Thursday, September 23, 2010

Notes to myself - from Kerala's backwaters...


Banana fritters and Kerala coffee on deck. 


 
The full dinner spread...
 Fried Karimeen

Breakfast! 

Once more I must apologise, for my silence. It has been a long hard month of trying to get my manuscript done. Highs, as I got closer to my goal, lows as friends who I wanted to feature could not come through with their recipes. Stress of things requiring attention (like this blog) and rushes of adrenalin from sleepless nights of intense writing. And then my other baby needed attention, Masalla Trails, the food tours I intend to launch soon, in partnership with my sister needed to be finalised.

So at the very last moment of delivering one project I went off to Kerala to start another! The day I landed, I resisted the temptation to explore the charms of Fort Cochin to finish up and send of my manuscript. The next morning we were off hurtling toward Thekkady,inspecting property after property, loving some rejecting others, and driving on to Kumarakom, for our night on the houseboat.

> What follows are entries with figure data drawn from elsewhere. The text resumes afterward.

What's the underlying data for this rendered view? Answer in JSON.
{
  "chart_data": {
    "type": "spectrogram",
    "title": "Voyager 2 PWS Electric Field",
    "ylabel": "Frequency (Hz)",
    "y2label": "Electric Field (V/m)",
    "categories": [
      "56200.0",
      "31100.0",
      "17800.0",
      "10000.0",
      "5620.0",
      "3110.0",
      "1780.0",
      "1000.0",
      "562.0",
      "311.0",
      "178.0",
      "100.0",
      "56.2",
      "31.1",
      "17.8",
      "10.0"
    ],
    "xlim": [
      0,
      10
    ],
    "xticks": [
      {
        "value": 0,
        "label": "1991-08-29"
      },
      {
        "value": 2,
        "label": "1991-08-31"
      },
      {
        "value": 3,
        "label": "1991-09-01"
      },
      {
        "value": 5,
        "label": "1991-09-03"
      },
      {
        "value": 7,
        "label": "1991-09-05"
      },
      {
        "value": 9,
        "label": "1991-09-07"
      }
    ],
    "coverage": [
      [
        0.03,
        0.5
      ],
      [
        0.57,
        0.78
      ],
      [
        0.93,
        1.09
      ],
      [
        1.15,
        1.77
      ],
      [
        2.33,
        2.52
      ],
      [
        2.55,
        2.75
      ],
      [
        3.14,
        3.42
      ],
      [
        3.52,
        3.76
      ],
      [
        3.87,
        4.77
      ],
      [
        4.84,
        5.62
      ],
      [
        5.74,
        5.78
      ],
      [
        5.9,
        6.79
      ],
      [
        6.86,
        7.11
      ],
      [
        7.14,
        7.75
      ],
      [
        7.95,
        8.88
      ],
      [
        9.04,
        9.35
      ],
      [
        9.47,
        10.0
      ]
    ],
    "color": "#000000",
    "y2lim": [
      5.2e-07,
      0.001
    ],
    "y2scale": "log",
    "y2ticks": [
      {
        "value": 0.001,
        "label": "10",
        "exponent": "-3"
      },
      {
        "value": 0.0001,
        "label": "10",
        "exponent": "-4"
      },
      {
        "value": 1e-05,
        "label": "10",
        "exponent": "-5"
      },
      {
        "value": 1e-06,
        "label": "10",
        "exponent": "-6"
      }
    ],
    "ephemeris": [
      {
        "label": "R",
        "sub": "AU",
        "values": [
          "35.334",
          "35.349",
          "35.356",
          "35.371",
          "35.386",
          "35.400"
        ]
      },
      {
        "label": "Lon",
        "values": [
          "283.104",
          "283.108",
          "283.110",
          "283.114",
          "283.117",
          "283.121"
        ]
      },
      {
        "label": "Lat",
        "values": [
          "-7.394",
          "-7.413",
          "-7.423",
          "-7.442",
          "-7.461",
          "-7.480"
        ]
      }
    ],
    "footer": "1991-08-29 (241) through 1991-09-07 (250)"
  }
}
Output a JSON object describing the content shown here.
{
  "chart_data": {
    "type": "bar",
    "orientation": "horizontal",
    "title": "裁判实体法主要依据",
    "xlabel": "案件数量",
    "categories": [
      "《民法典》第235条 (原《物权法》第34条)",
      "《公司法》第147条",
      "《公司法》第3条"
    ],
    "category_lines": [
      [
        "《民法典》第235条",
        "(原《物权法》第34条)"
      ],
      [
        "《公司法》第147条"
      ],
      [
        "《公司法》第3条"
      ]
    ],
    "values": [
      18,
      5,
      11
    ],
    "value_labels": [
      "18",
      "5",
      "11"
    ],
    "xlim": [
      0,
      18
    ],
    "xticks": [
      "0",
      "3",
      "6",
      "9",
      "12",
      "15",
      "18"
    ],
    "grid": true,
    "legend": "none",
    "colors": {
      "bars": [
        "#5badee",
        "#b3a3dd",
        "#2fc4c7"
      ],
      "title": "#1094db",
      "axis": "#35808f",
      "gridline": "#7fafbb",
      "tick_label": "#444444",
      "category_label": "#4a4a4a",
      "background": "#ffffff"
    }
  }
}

And suddenly, I looked around, and I was gently bobbing around on a houseboat in kerela, reading, nibbling on banana fritters, sipping coffee as the sun melted into the backwaters. Chef Venugopal clattering about in the galley making dinner he announced he would serve "Yat yeight Dirty !" And as that house boat drifted on the tide, I was forced to take a breath, smell the wet air and lose myself in the water hyacinth garnished backwaters of Kerala.

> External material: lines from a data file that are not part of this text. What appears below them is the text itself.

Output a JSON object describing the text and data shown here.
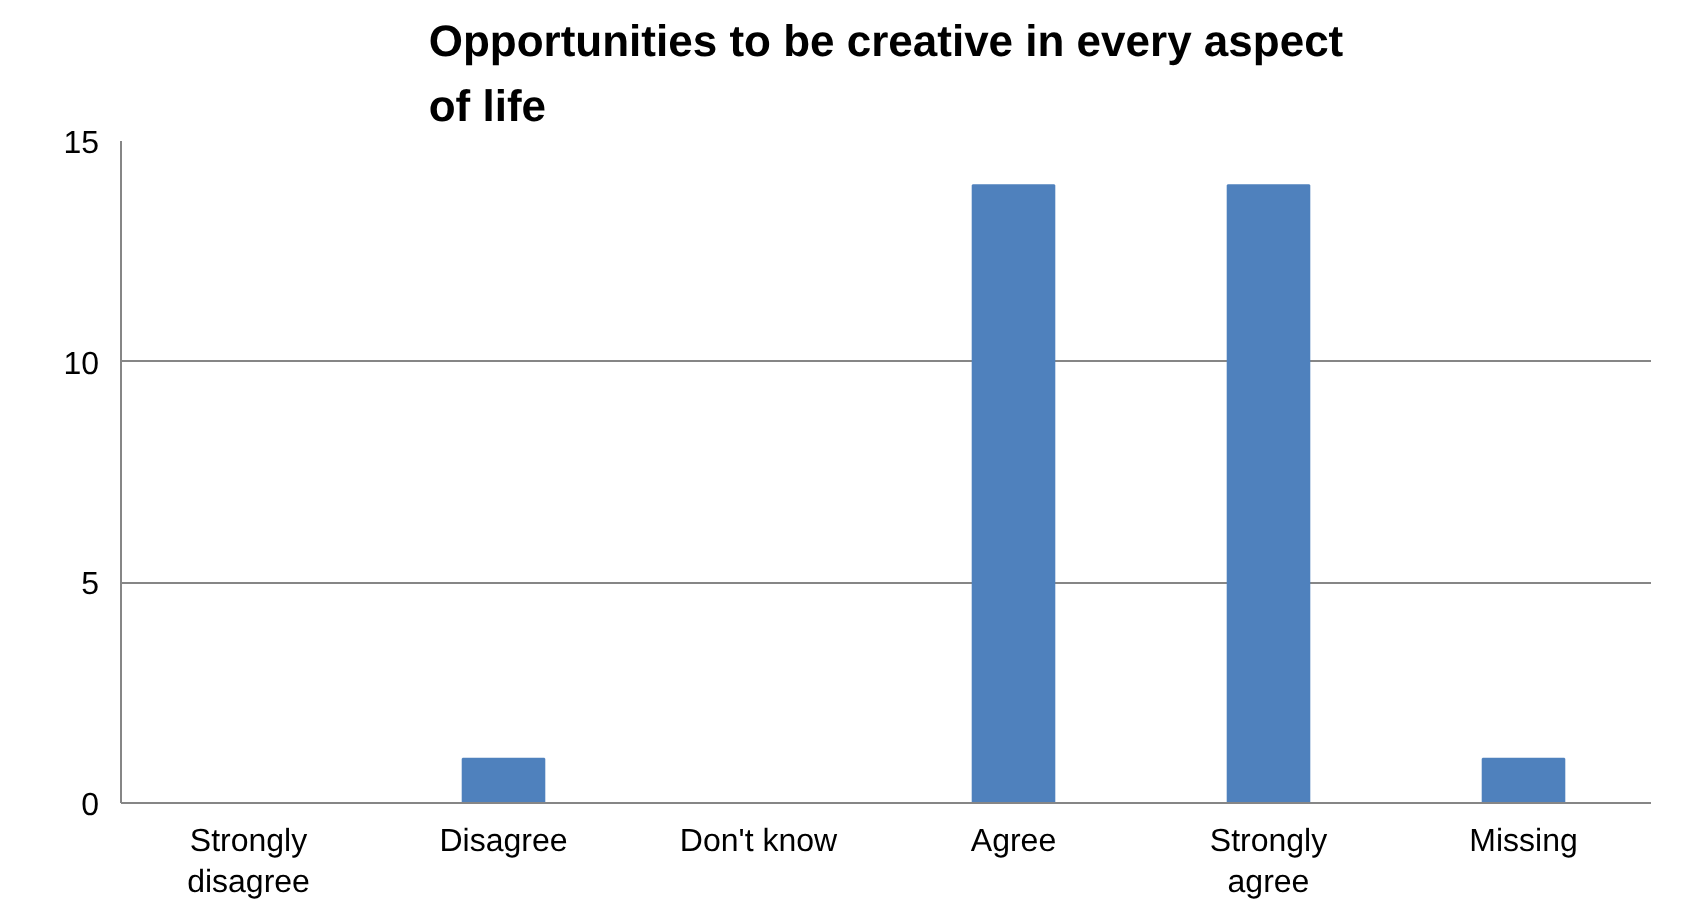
{
  "chart_data": {
    "type": "bar",
    "title": "Opportunities to be creative in every aspect of life",
    "categories": [
      "Strongly disagree",
      "Disagree",
      "Don't know",
      "Agree",
      "Strongly agree",
      "Missing"
    ],
    "values": [
      0,
      1,
      0,
      14,
      14,
      1
    ],
    "color": "#4f81bd",
    "ylim": [
      0,
      15
    ],
    "yticks": [
      0,
      5,
      10,
      15
    ],
    "grid": "y"
  }
}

Dinner as promised was served at Eight thirty. And what a meal it was, a perfect bite of kerela, khozi roast, thoran, a delectable fried karela dish, long beans sauteed with onions and gleaming with oil, a side of spicy fried karimeen freshly caught. We ate like we were starved and ended with hot raisin studded payasam for a sweet finale even as houseboats twinkled at us from accross the water and palm trees sent whispers of welcome our way.

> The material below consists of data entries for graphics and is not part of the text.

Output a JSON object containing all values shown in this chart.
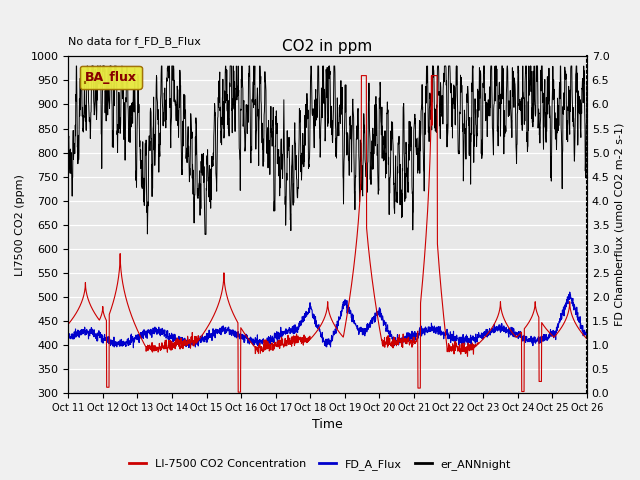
{
  "title": "CO2 in ppm",
  "top_left_text": "No data for f_FD_B_Flux",
  "ylabel_left": "LI7500 CO2 (ppm)",
  "ylabel_right": "FD Chamberflux (umol CO2 m-2 s-1)",
  "xlabel": "Time",
  "ylim_left": [
    300,
    1000
  ],
  "ylim_right": [
    0.0,
    7.0
  ],
  "yticks_left": [
    300,
    350,
    400,
    450,
    500,
    550,
    600,
    650,
    700,
    750,
    800,
    850,
    900,
    950,
    1000
  ],
  "yticks_right": [
    0.0,
    0.5,
    1.0,
    1.5,
    2.0,
    2.5,
    3.0,
    3.5,
    4.0,
    4.5,
    5.0,
    5.5,
    6.0,
    6.5,
    7.0
  ],
  "xtick_labels": [
    "Oct 11",
    "Oct 12",
    "Oct 13",
    "Oct 14",
    "Oct 15",
    "Oct 16",
    "Oct 17",
    "Oct 18",
    "Oct 19",
    "Oct 20",
    "Oct 21",
    "Oct 22",
    "Oct 23",
    "Oct 24",
    "Oct 25",
    "Oct 26"
  ],
  "legend_box_label": "BA_flux",
  "series_red_label": "LI-7500 CO2 Concentration",
  "series_blue_label": "FD_A_Flux",
  "series_black_label": "er_ANNnight",
  "red_color": "#cc0000",
  "blue_color": "#0000cc",
  "black_color": "#000000",
  "bg_color": "#e8e8e8",
  "grid_color": "#ffffff",
  "fig_bg": "#f0f0f0",
  "n_points": 2000,
  "seed": 42,
  "ba_box_face": "#e8e840",
  "ba_box_edge": "#996600",
  "ba_text_color": "#880000"
}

I slept better that night than I had in ages and woke to the smell of hot Kerala style coffee and a garden of Lotus blossoms outside our window. We came out to a breakfast of idli Sambhar, Chutney and butter kissed fluffy dosas rounded of with more coffee and the sweetest pineapple I had eaten in the longest time. It was a lovely moment taken out from the rat race of life, I just wish it could have been longer!



Wednesday, September 08, 2010

VIRTUAL BIRTHDAY POTLUCK WEEK. - What will you cook for me on my birthday?


As a child for me (and most people) birthdays meant a big party and lots of presents, a line of thought that continued into adulthood. The 34th year of my life has been one filled with a fair amount of sadness and loss. Of people and an era of the person I used to be. I know I have been very melancholy everywhere, and on this blog as well, as a result. Which is why more than ever, I wanted to cook up a storm for friends this year. But when my internet went off last week, it kind of spoilt my schedule for my book and I ended up having to defer my plans to next week (maybe).


Every year I gather as many people I love as I can fit into my house and cook up a huge meal of one particular cuisine; Thai, Chinese, Mexican Lebanese, cooking was never a chore, I loved immersing myself in it. And it brought the people I loved closer. I love to plan feasts for food and friends, putting together an interesting bunch of people, planning a menu, and getting them all together around a table laden with food. Soon warmth flows through the room, laughter fills the air and I sit back, sip a robust red wine or cuddle a rum and coke and savour the chemistry happening around me; as friendships are strengthened or forged and people reach out and touch each other’s lives.

And then I realised I don’t need to postpone celebrating my birthday.

So you are all invited to my VIRTUAL BIRTHDAY POTLUCK WEEK.

Help me celebrate my birthday by leaving a comment on this post with what you would cook (or serve) me on my birthday. (And if you feel like leaving recipes, I will be more than happy so I have lots of yummy things to make if and when I do have a real party or to make the coming year delicious!)

I can just see my husband rolling his eyes at this one!

Look forward to seeing you online through this week!